JAMMU bandh over the demand for the All India Institute for Medical Sciences has entered fifth day. The AIIMS Coordination Committee (ACC) has rejected the union health minister J P Nadda’s assurance that Kashmir and Jammu will get hospitals with “AIIMS-like facilities”. ACC now demands a notification to set up an AIIMS in the Jammu region. Now Nadda is coming again to the state to hold talks with ACC. The demand for the separate AIIMS for Jammu began the day the centre announced one for Valley. So it is out of a sense of familiar one-upmanship with Valley that drives the protests in Jammu.
On the contrary, Valley has by and large been unmoved by Jammu bandh. Except for an odd protest earlier over the demand for an IIT and IIM for Valley which have already been handed over to Jammu to the exclusion of Valley, the people here have been largely unbothered about the issue. One cant ask but why is this the case. Why should the protests which deal with the demands for some community goods within the system be an anathema to us. In 2010, it was because of this cant-care-less approach that we let go off the planned management institute in Valley on the lines of Indias premier IIMs. The institute was handed over to Jammu where people sought it. We gave up the opportunity without so much as a squeak of protest and settled for a central university. People of Jammu deserve kudos for also securing one such university for their province by a sustained agitation. The province got the university despite not being the chosen place for the national dole of the 15 such institutions of higher learning with only one for each state.
Valley was content with a central university. There was no debate in Srinagar on what the loss of an IIM meant and what the addition of a run-of-the-mill central university would do. We little realized that we had messed up a choice between India’s globally recognized and respected educational brand, an IIM, and a just another institution of higher learning.

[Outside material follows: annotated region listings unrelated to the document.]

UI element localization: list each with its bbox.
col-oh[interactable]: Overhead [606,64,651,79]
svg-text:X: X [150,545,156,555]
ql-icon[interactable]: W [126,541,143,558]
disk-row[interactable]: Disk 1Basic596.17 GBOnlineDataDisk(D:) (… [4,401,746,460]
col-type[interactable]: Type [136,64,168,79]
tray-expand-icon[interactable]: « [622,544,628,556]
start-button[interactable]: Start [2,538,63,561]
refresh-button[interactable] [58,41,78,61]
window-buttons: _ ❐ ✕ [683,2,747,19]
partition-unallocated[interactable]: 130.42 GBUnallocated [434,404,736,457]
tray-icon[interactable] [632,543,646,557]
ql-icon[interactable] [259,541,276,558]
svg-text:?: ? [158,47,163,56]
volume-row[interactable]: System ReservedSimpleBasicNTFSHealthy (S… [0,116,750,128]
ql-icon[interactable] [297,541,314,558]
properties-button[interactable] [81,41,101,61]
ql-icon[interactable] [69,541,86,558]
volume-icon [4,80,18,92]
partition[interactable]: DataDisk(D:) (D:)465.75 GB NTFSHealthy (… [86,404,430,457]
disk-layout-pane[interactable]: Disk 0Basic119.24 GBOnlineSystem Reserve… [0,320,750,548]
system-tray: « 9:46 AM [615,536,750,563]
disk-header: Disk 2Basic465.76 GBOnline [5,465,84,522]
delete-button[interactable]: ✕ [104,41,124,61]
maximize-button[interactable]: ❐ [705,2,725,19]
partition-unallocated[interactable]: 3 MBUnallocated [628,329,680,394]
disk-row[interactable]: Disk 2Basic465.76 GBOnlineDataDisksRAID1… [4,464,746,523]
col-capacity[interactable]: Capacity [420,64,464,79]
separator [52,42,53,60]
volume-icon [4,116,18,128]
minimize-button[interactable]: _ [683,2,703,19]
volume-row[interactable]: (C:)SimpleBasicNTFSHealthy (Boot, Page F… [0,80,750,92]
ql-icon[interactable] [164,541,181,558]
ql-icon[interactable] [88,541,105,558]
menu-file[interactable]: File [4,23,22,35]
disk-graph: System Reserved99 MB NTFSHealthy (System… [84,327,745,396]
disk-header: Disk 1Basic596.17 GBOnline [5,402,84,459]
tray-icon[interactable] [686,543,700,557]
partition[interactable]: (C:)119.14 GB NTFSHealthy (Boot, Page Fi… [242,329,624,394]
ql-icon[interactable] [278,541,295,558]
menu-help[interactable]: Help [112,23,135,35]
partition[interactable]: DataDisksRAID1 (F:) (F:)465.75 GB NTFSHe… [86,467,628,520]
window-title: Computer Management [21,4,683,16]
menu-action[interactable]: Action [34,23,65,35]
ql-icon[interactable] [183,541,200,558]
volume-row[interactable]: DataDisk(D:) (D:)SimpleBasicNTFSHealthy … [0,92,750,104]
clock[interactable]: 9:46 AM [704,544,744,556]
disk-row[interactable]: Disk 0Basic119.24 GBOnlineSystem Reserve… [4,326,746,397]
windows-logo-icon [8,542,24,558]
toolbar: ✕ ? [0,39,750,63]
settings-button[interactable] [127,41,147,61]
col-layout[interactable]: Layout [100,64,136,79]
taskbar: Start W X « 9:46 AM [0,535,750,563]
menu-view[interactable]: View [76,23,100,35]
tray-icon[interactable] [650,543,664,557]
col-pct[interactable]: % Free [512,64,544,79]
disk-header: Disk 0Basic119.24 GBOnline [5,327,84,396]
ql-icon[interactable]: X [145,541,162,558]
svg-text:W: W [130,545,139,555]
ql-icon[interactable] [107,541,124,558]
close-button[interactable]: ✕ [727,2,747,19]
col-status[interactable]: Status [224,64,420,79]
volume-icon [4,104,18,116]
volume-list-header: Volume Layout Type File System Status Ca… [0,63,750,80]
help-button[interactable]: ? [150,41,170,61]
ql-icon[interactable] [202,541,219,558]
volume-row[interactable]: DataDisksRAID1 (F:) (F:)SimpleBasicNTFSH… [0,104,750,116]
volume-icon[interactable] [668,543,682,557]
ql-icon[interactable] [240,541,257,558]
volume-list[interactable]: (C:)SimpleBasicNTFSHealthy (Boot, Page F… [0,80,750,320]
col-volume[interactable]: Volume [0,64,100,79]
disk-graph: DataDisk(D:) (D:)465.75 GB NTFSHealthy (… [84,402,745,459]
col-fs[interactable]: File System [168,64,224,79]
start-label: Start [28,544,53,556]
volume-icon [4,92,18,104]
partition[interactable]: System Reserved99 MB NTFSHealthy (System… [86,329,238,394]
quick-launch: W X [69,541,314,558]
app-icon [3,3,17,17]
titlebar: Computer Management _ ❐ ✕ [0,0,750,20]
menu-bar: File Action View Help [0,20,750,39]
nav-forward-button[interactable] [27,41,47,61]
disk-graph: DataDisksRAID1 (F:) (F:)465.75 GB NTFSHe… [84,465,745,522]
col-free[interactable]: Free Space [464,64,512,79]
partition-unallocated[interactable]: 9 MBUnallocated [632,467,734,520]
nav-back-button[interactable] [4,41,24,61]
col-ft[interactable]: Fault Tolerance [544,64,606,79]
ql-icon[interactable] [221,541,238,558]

Why is it so? The answer to the question is complex. The issue is that the protests in Kashmir are not a simple phenomenon. They may come easy but they are also not up for grabs. Incidents and events in Kashmir must pass a clear-cut eligibility test before they become protest worthy. They must be directly related to or somehow seen to advance the larger separatist cause. Any protest that appears to operate within the system is thus out of bounds. Hence, we can have protests over the deaths and other visible human rights violations but we cannot have them over a demand for a university or an IIT. Our street is also not for a protest for otherwise widely felt grievance of being handed a raw deal in the government employment. Or for that matter the administrative units. Isn’t it time to introspect and challenge this mindset? Why should a long term political goal so decisively put us off the present? Do we realize the sheer scale of self-inflicted deprivation that we are subjecting ourselves to? Not at all. The truth is that far more than the unthinking everyday protests we need an educated, thinking class who would always be in a position to better articulate and better direct any good cause, including that of Azadi. So if for nothing else, we should certainly seek and fight for the institutions of the higher learning for the Valley central university, IIT and IIMs.